Types of Authentication Factors
When we talk about MFA, we are normally referring to three types of authentication factors:
- Knowledge: Things you know such as a password or PIN
- Possession:, Things you have such as a badge or a smartphone
- Inheritance: Things you are, which are indicated through biometrics such as fingerprints or voice recognition
Some of the newer MFA technology also incorporates adaptive authentication that takes into consideration context and behavior when authenticating a user. Adaptive authentication looks at where and when you are trying to obtain access to a resource, what device you are using, and what kind of network you are trying to access.
When a user exhibits atypical behavior, such as trying to access an application from a new location or an unknown device, the user will be required to provide additional authentication factors before they can proceed. This is the best user experience because they are prompted for verification when necessary, not every time they attempt to login.
The MFA-PAM Connection
For mission- and business-critical applications and systems, MFA alone may not be enough protection. Privileged access management (PAM) tools let you secure, control, manage, and monitor admin or temporary user access to critical assets.

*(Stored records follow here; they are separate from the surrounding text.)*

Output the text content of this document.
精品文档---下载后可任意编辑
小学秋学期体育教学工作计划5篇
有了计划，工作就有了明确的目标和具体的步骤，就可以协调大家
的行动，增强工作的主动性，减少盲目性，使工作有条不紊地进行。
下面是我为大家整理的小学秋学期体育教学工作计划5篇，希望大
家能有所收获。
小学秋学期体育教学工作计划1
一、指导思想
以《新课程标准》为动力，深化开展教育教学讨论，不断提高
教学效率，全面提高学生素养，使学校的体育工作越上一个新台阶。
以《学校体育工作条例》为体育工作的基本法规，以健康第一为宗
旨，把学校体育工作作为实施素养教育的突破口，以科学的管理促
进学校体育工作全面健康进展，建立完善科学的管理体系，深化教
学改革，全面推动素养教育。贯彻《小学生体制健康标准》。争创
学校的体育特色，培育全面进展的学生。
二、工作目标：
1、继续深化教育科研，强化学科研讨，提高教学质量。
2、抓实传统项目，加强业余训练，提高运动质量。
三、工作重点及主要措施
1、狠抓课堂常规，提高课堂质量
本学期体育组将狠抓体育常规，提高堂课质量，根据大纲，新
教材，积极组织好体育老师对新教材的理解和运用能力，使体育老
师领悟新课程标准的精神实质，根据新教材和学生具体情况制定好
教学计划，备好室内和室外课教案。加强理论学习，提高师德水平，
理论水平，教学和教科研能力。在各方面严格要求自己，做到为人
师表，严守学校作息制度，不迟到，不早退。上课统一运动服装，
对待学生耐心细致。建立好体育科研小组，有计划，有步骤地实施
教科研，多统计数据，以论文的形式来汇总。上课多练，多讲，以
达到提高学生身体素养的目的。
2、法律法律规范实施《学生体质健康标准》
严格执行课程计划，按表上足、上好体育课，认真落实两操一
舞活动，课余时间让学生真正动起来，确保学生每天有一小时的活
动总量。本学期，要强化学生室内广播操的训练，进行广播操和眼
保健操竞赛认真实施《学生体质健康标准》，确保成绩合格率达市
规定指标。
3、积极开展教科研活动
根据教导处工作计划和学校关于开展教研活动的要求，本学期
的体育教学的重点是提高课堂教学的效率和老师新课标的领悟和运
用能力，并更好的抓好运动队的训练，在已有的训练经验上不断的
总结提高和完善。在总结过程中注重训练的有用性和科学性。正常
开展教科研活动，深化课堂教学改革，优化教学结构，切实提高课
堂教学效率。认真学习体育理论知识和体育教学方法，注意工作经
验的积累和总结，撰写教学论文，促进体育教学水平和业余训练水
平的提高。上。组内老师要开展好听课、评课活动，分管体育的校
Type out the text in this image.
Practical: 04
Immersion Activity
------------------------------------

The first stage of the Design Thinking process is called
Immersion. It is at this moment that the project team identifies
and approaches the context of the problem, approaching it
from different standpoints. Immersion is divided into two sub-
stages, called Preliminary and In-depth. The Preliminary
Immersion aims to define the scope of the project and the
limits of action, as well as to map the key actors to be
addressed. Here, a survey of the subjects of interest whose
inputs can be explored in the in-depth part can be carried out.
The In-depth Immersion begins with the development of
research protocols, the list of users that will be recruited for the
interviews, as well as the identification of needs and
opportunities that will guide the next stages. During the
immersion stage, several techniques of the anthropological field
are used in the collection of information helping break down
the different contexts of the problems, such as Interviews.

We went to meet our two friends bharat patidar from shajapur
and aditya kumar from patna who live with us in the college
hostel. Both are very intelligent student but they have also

Integrating MFA in front of PAM ensures that users are exactly who they say they are when logging in.
PAM solutions provide a subset of credentials that give authorized users elevated access and permissions to the accounts, applications, and systems they need to do their jobs or complete a project. However, the admin or temporary user never sees those credentials. If a user doesn’t know the privileged credentials, there is less of a chance those credentials will be used for malicious activities or unauthorized access.
Future-Proof Enterprise Security with MFA
Cybercrime is on the rise and there is no sign that we can expect that to change. Not only are attacks becoming more frequent, more destructive, and more expensive to recover from, but attackers are also becoming savvier with their tactics. Organizations must constantly adapt their security strategy to combat new and evolving threats, and that includes your MFA solution.
MFA needs to grow with the market and adapt to the new types of attacks as they emerge. Remember when MFA meant getting a call or text with a one-time-use code? Then hackers started man-in-the-middle attacks and number spoofing, and MFA had to change authentication methodologies.
One of the best ways to ensure your organization’s security needs are met in today’s uncertain business security environment is to work with an identity and access management professional who will take the time to understand your business systems and applications. A knowledgeable IAM professional will recommend a variety of technologies, including MFA, to keep your systems secure from known and unknown threats and aligned with current and future trends in the market.
Multi-factor authentication technology isn’t unhackable, but it does create an excellent first line of defense against password spraying and other brute force and phishing efforts. MFA is easy and comparatively inexpensive to implement, so there is no real downside to adding it to your security strategy. Think of MFA like having a dog at home. Technically, yes, someone could break into your house and steal your stuff, but the Bad Guys are more likely to burglarize a house that doesn’t have a dog because it’s just easier.